Fakta ini mencuat setelah Komandan Batalyon Infanteri 700 Wira Yudha Sakti, Letkol Inf Iwan Sunarya, turun langsung mendatangi kediaman Syuaib (22) di Jalan Balana, Kecamatan Makassar, Kota Makassar, Sabtu (25/04/2026).
Kehadiran Danyon 700 menjadi titik klarifikasi atas video viral yang sebelumnya memperlihatkan seorang pria mengaku sebagai anggota TNI dari Batalyon Infanteri 700 Raider Wira Yudha Sakti, jajaran Kodam XIV/Hasanuddin.
“Saya Komandan Batalyon Infanteri 700 Wira Yudha Sakti, Kodam XIV/Hasanuddin. Pada kesempatan ini saya akan mengklarifikasi terkait adanya video yang beredar di beberapa media sosial yang menyebutkan bahwa ada oknum anggota kami yang terlibat dalam kerusuhan pada kegiatan demonstrasi di depan Universitas Muslim Indonesia pada tanggal 24 April 2026,” ujar Letkol Inf Iwan yang dikutip melalui video klarifikasi yang diterima redaksi matanusantara.co.id, Sabtu (25/04)
Penegasan disampaikan secara lugas bahwa pria dalam video tersebut bukan bagian dari institusi TNI.
“Saya tegaskan bahwasanya personel tersebut bukan anggota kami. Dan saat ini kami sedang bersama yang bersangkutan atas nama saudara Syuaib yang akan menjelaskan tentang kronologi bagaimana kejadian pada malam tanggal 24 April 2026 kemarin. Silakan,” tegasnya.
Pengakuan Syuaib kemudian menjadi titik balik yang menggeser arah isu. Ia menegaskan dirinya hanyalah warga sipil yang berada di lokasi secara kebetulan.

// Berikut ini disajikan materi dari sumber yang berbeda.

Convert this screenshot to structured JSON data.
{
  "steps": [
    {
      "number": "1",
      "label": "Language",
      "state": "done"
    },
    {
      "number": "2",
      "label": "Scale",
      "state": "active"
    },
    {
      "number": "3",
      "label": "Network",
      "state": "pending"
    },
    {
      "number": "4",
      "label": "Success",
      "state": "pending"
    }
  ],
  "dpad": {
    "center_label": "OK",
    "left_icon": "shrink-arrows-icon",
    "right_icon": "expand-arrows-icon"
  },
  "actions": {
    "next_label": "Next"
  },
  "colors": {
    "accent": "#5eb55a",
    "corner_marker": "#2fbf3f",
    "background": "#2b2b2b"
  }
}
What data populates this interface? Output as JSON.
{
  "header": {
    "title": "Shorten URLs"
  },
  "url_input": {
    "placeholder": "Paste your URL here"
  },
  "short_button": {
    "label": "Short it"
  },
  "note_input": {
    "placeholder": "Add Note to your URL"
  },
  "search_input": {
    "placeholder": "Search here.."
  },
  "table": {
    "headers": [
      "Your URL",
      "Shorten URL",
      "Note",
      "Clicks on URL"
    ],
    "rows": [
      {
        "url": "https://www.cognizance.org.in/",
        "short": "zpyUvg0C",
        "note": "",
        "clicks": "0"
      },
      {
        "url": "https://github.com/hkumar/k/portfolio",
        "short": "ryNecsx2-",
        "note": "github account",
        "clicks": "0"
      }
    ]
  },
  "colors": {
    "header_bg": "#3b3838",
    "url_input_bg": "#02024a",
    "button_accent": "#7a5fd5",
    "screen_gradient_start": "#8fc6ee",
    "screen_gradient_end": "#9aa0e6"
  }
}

“Assalamualaikum Warahmatullahi Wabarakatuh. Saya atas nama Syuaib ingin mengklarifikasi atau menceritakan kejadian tanggal 24 kemarin. Pada saat itu saya mengunjungi Mall Nipah buat nonton konser. Setelah sampai, saya keluar sembari menunggu artis yang di Mall Nipah. Setelah itu saya keluar buat lihat ada kerumunan di depan UMI (Universitas Muslim Indonesia). Karena itu, saya menuju ke gerbang UMI buat masuk,” ungkapnya
Situasi berubah saat dirinya berada di dalam area kampus dan berhadapan langsung dengan aparat.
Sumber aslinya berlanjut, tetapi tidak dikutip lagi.